Hello,
Chris Davies a écrit :
> Geoff Lane <(E-Mail Removed)> wrote:
>
>>Strangely if I issue the saned -d6 (Debug) command I get the output as
>>shown below;
>>
>>geoff@challenger:~$ saned -d6
>>[saned] main: starting debug mode (level 6)
>>[saned] main: trying to get port for service `sane-port' (getaddrinfo)
>>[saned] main: [0] socket () using IPv6
>>[saned] main: [0] setsockopt ()
>>[saned] main: [0] bind () to port 6566
>>[saned] main: [0] listen ()
>>[saned] main: [1] socket () using IPv4
>>[saned] main: [1] setsockopt ()
>>[saned] main: [1] bind () to port 6566
>>[saned] main: [1] bind failed: Address already in use
>
> That's because inetd has already allocated it.
I don't think so. I think that the system fails to bind an IPv4 socket
to port 6566 because the IPv6 socket has already been bound to this
port.
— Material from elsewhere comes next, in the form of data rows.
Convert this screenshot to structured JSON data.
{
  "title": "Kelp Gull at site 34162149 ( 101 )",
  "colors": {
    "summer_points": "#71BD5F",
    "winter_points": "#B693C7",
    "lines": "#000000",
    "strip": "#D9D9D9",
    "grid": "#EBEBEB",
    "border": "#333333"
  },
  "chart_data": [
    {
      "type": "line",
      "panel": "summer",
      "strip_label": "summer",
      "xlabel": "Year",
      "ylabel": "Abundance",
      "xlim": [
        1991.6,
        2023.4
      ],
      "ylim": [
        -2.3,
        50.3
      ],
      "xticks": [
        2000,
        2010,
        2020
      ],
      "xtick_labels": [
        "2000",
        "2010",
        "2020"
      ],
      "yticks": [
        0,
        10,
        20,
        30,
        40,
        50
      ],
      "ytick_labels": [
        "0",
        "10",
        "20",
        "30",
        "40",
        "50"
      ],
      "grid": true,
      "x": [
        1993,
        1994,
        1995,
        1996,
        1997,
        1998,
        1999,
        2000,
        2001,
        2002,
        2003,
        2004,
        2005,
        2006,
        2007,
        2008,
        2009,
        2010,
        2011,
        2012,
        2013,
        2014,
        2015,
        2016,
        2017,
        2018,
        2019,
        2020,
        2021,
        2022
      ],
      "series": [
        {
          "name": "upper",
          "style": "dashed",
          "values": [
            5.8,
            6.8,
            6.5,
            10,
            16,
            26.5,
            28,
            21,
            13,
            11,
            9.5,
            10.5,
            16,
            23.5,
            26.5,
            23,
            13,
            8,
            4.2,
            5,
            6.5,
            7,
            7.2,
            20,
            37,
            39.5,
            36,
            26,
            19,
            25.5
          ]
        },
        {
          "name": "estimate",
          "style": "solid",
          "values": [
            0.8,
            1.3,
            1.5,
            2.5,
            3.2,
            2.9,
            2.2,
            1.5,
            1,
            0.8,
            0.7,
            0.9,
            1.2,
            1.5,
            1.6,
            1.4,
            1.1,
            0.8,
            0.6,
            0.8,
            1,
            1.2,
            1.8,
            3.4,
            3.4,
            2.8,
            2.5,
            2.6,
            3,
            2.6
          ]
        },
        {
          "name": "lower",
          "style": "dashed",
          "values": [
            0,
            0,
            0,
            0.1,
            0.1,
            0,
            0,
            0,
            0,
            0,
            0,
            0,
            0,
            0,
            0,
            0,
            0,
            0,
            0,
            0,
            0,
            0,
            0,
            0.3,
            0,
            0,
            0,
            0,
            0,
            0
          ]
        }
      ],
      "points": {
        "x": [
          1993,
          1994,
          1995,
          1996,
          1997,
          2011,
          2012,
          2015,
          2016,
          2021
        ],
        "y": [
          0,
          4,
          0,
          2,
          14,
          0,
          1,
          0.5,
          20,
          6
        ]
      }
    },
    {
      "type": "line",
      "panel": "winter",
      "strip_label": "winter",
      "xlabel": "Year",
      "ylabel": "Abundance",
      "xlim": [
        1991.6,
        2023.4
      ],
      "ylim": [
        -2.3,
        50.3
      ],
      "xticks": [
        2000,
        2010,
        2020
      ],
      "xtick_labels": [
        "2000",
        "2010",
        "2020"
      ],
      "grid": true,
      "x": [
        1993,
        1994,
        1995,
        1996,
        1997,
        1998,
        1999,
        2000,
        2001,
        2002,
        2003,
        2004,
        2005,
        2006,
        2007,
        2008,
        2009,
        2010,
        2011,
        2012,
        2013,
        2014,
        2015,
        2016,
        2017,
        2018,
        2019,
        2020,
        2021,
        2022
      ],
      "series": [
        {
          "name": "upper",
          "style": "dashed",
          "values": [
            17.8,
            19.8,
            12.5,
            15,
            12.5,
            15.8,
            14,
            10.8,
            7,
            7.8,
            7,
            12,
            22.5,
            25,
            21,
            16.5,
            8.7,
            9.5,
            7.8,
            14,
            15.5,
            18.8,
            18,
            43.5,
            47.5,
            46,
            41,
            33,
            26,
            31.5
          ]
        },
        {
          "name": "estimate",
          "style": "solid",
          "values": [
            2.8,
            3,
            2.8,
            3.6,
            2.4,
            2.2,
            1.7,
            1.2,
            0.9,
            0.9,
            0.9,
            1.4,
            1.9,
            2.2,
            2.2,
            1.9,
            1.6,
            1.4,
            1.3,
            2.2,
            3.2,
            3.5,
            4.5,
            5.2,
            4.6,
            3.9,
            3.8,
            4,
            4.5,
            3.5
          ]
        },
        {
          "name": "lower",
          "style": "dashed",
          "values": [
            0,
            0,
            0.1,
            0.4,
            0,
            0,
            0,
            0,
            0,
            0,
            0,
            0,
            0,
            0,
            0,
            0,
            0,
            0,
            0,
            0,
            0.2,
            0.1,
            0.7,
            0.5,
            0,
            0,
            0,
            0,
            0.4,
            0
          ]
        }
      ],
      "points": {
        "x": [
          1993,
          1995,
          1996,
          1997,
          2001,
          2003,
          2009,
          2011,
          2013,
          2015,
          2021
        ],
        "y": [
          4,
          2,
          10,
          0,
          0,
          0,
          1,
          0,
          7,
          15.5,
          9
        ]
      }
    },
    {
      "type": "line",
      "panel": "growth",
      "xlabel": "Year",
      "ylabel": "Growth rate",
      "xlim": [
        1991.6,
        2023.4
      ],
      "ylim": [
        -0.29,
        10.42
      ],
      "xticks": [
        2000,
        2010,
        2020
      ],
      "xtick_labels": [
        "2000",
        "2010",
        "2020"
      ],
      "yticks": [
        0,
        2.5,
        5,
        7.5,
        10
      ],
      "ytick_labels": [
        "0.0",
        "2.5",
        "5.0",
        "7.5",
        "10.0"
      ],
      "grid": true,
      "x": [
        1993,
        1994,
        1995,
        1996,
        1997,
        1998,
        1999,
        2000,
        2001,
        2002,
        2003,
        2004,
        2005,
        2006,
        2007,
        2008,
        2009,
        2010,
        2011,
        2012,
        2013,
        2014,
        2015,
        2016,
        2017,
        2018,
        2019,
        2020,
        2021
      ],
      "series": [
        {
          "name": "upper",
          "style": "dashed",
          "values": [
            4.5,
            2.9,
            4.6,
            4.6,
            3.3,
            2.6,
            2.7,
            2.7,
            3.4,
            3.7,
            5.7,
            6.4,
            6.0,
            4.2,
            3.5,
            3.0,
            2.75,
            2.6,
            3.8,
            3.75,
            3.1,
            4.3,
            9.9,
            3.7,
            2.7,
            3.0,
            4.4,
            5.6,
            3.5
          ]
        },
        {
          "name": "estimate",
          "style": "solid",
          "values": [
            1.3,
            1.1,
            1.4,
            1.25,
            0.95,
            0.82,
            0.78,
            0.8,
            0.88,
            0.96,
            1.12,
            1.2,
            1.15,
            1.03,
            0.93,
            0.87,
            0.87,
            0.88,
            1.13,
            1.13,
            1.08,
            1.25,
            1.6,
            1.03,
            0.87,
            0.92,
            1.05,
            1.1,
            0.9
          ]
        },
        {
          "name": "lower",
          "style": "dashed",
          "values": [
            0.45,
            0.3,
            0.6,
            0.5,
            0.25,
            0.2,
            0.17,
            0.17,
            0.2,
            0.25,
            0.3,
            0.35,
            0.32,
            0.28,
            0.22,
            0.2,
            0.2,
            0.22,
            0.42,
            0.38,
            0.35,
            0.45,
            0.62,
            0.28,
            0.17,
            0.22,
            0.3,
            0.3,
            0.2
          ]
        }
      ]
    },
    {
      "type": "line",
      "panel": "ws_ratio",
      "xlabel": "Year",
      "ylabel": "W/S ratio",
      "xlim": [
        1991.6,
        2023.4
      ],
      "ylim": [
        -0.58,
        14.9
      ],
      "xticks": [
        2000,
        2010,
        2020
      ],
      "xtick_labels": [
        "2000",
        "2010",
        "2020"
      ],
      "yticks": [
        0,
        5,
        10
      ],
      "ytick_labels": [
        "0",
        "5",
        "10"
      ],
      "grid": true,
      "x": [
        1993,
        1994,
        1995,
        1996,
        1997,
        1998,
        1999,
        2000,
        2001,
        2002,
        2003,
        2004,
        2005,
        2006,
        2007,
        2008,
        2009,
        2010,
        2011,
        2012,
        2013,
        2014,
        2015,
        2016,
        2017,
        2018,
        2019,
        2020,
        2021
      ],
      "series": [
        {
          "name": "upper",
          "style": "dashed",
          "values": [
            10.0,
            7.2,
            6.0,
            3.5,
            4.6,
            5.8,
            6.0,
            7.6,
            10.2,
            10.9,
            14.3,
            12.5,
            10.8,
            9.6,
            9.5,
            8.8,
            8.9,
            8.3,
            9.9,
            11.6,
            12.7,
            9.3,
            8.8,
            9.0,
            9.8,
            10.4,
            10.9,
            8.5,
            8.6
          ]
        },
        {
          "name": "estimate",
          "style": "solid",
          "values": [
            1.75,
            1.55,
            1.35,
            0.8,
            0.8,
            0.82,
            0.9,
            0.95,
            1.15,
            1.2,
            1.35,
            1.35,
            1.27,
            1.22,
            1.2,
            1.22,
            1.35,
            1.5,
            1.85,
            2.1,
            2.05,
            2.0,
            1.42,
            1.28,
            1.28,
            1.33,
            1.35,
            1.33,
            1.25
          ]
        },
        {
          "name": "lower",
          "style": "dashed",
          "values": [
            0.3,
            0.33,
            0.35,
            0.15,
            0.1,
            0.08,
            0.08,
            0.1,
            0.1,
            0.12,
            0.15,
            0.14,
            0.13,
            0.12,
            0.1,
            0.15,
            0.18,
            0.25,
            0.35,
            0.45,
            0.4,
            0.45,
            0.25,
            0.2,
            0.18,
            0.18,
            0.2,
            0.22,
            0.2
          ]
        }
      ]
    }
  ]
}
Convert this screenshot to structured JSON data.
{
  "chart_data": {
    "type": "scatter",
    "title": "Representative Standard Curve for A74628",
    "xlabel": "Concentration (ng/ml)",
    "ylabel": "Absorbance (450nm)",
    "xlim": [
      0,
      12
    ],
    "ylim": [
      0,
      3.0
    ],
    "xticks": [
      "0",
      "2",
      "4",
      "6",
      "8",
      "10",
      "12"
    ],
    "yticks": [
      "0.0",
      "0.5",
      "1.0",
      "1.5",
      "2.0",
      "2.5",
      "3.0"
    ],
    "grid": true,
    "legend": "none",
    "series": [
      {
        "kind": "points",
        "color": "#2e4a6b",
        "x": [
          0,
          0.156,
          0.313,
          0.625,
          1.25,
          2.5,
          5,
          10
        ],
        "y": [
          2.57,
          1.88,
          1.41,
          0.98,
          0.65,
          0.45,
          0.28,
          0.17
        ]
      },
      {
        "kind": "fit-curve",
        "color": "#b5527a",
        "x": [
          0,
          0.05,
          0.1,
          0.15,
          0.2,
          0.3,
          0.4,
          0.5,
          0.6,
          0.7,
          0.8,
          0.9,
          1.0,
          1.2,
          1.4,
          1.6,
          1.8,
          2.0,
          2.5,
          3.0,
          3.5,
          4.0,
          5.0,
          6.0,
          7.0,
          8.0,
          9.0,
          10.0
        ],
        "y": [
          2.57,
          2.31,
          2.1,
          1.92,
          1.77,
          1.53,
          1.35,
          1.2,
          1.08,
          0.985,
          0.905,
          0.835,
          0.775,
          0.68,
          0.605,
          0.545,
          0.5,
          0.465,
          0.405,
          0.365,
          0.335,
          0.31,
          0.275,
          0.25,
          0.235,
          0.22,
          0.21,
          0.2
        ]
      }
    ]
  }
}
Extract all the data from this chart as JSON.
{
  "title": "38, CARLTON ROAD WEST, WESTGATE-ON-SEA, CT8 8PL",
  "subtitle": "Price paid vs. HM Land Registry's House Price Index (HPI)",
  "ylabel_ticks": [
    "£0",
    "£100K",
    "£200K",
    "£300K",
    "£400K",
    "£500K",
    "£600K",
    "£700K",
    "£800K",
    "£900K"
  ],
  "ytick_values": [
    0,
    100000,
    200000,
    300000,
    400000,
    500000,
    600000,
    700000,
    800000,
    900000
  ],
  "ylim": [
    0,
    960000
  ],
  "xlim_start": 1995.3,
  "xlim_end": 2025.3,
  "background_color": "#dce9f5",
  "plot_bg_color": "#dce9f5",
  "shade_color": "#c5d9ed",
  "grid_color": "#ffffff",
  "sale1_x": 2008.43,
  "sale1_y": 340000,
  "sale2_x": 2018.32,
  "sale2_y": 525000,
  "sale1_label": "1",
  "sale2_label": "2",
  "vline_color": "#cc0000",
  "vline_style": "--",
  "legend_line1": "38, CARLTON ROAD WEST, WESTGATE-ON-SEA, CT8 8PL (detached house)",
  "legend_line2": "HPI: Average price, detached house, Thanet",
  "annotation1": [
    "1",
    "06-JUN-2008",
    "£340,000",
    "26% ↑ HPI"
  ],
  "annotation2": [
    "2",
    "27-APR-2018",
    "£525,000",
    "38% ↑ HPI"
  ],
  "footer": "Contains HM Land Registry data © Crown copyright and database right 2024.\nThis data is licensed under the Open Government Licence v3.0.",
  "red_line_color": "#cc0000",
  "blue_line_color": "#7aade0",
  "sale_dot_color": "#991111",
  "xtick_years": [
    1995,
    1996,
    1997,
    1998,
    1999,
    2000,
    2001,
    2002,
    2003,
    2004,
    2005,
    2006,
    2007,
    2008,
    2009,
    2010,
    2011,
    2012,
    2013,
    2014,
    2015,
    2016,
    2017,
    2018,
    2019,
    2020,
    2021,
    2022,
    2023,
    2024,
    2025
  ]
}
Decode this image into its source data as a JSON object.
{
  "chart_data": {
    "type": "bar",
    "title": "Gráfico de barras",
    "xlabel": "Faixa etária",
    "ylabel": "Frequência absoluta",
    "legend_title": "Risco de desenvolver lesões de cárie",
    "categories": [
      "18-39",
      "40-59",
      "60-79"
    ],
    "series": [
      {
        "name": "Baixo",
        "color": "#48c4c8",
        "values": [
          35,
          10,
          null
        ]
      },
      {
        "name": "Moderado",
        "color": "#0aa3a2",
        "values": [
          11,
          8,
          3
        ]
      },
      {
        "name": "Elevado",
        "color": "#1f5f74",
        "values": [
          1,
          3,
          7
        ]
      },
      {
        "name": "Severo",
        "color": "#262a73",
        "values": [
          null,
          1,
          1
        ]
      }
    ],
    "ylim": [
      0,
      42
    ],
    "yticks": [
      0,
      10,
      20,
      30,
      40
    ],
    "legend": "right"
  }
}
This is the default on Linux for sockets listening on any address
(:: and 0.0.0.0), as an IPv6 socket listening on any address (:

also
accepts IPv4 connections.
See :
>> [saned] saned (AF-indep+IPv6) from sane-backends 1.0.18-cvs ready
>> [saned] check_host: detected an IPv4-mapped address
>> [saned] check_host: access by remote host: ::ffff:127.0.0.1
The IPv4 connection from 127.0.0.1 is received by the IPv6 socket and
the source IP address is seen as an IPv4-mapped IPv6 address
::ffff:127.0.0.1 as usual.
The default behaviour can be changed by setting the net.ipv6.bindv6only
sysctl to 1 so IPv6 sockets allow only IPv6 connections, and IPv6 and
IPv4 sockets can be bound to the same port.